Sunday, September 27, 2009

Joey’s Take: The Dog Park

We’ve got a lot of problems facing our country right now. One of the biggest is the insane partisanship that’s ripping us apart. My years of experience as playground police at the dog park make me uniquely qualified to handle this situation. If the bullies in Congress – regardless of their party affiliation – get out of hand, I’ll be right there nipping at their heels until they get back to business in a civil manner. If that doesn’t work, I’m great at body slamming the pit bulls and rolling the little yelpers.

Speaking of the dog park. … I’ve noticed that what works in the neighborhood dog park doesn’t play so well on the Capitol Mall. Can you imagine 100 dogs, of every size and breed imaginable, running unleashed and out of control on the Mall? (OK, we’ve got that pretty much in the Senate!) Seriously, that many dogs chasing sticks, Frisbees, tennis balls and each other outside the confines of a dog park would create traffic jams, lead to some dog-bites-man non-news for the 24-7 news frenzy and result in a few dead Snoopys and Rovers. What works on a small scale usually doesn’t work on a national scale – whether you’re talking unleashed animals, health care or education.
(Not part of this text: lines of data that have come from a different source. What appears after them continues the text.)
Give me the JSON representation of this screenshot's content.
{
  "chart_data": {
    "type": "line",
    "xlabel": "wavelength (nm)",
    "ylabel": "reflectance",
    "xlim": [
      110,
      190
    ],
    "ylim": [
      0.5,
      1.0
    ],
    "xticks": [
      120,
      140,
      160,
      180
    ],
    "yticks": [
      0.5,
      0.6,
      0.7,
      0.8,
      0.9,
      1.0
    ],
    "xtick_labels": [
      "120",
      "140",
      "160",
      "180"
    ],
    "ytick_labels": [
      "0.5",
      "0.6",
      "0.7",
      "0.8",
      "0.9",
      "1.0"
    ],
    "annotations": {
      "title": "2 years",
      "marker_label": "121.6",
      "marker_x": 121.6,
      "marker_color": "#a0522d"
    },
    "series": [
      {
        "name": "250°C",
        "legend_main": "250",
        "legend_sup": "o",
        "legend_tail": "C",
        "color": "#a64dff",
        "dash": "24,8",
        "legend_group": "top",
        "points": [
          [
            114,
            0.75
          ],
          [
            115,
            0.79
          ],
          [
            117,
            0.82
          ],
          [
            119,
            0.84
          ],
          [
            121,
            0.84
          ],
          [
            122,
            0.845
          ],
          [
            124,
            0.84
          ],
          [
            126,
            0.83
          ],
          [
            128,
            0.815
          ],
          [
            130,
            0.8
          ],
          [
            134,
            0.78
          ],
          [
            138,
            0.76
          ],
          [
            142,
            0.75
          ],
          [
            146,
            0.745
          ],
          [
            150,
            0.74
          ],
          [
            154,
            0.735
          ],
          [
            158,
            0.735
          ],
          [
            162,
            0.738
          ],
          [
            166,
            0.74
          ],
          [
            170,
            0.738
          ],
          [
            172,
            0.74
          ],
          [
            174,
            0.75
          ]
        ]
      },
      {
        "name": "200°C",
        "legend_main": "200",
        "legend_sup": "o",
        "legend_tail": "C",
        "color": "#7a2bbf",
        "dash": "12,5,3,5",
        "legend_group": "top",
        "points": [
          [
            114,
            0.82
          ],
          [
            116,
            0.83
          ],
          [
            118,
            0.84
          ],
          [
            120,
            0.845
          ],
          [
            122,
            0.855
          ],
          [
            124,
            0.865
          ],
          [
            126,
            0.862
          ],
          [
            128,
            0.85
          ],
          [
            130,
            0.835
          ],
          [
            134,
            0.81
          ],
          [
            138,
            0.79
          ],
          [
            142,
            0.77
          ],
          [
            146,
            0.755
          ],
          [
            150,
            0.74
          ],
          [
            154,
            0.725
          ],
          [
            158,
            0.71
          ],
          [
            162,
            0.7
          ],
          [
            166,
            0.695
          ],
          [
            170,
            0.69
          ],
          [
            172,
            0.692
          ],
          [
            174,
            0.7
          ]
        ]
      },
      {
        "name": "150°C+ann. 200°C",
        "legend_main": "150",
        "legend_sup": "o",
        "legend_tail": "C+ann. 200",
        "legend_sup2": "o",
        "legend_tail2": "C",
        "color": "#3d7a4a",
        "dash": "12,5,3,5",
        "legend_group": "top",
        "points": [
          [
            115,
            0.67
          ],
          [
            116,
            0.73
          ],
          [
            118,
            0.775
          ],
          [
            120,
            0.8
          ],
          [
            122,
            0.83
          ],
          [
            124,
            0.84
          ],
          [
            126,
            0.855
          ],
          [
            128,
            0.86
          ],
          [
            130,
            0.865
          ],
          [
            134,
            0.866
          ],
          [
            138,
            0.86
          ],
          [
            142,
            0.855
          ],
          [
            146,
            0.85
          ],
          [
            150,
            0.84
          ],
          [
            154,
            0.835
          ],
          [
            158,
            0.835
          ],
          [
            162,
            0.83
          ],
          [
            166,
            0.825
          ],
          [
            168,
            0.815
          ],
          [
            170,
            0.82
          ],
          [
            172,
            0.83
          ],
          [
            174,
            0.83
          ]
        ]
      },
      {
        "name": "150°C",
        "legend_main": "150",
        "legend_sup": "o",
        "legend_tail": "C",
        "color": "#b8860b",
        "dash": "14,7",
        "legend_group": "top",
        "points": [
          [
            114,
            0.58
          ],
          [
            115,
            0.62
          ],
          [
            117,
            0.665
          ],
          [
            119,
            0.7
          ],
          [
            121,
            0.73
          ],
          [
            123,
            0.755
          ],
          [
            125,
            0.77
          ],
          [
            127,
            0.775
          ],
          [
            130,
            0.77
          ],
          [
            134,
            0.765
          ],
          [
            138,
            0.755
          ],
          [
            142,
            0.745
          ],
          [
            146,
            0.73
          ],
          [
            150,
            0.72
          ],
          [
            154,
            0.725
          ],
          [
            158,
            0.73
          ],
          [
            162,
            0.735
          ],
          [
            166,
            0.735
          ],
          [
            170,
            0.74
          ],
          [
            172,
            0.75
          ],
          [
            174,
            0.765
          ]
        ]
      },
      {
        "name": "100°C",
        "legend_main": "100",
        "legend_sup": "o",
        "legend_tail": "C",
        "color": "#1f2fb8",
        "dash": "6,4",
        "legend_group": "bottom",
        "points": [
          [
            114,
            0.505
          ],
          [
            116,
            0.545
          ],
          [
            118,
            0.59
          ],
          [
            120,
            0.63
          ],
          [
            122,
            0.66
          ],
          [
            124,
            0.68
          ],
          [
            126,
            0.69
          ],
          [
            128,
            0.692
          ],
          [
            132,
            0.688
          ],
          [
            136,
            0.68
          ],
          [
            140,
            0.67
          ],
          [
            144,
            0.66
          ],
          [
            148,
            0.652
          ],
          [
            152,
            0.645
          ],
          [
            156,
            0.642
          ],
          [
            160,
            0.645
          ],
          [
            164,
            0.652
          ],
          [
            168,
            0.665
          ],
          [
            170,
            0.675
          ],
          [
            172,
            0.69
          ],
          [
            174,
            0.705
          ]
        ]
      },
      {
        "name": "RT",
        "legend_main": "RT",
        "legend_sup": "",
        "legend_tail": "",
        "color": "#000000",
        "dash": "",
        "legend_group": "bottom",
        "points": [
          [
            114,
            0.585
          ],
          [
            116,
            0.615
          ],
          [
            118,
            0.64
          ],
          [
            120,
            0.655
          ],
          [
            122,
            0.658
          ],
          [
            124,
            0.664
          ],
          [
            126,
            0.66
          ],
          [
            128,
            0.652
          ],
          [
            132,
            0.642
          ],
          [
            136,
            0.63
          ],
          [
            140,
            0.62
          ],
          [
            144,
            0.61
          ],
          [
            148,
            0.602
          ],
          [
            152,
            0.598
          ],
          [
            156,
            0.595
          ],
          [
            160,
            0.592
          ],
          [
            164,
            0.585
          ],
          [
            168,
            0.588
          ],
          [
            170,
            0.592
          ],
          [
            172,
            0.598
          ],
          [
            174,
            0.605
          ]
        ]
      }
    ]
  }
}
The reason is accountability. In most neighborhood dog parks, the dogs get to know each other, and they’re accompanied by people who get to know each other. The end result is the people and the dogs begin to look out for each other. That doesn’t happen on a national scale populated by faceless masses and manipulated statistics.

Hillary (Clinton, that is) got it half right when she said it takes a village to raise a child. But when she “introduced” that African concept to the U.S., she mistranslated the word village. In most African countries, a village is simply a cluster of people united by kinship – and, thus, accountability and responsibility. In other words, it takes a FAMILY to raise a child, or care for their elderly, or tend to the sick within their midst, or look after the destitute among them. But in Hillary’s mind, village is translated as government, removing the need for personal accountability and responsibility.

As your representative in Congress, I’ll demand civility and do everything I can to remove the government from the village.

I’m Joey. I’m running for Congress. And I approved this message.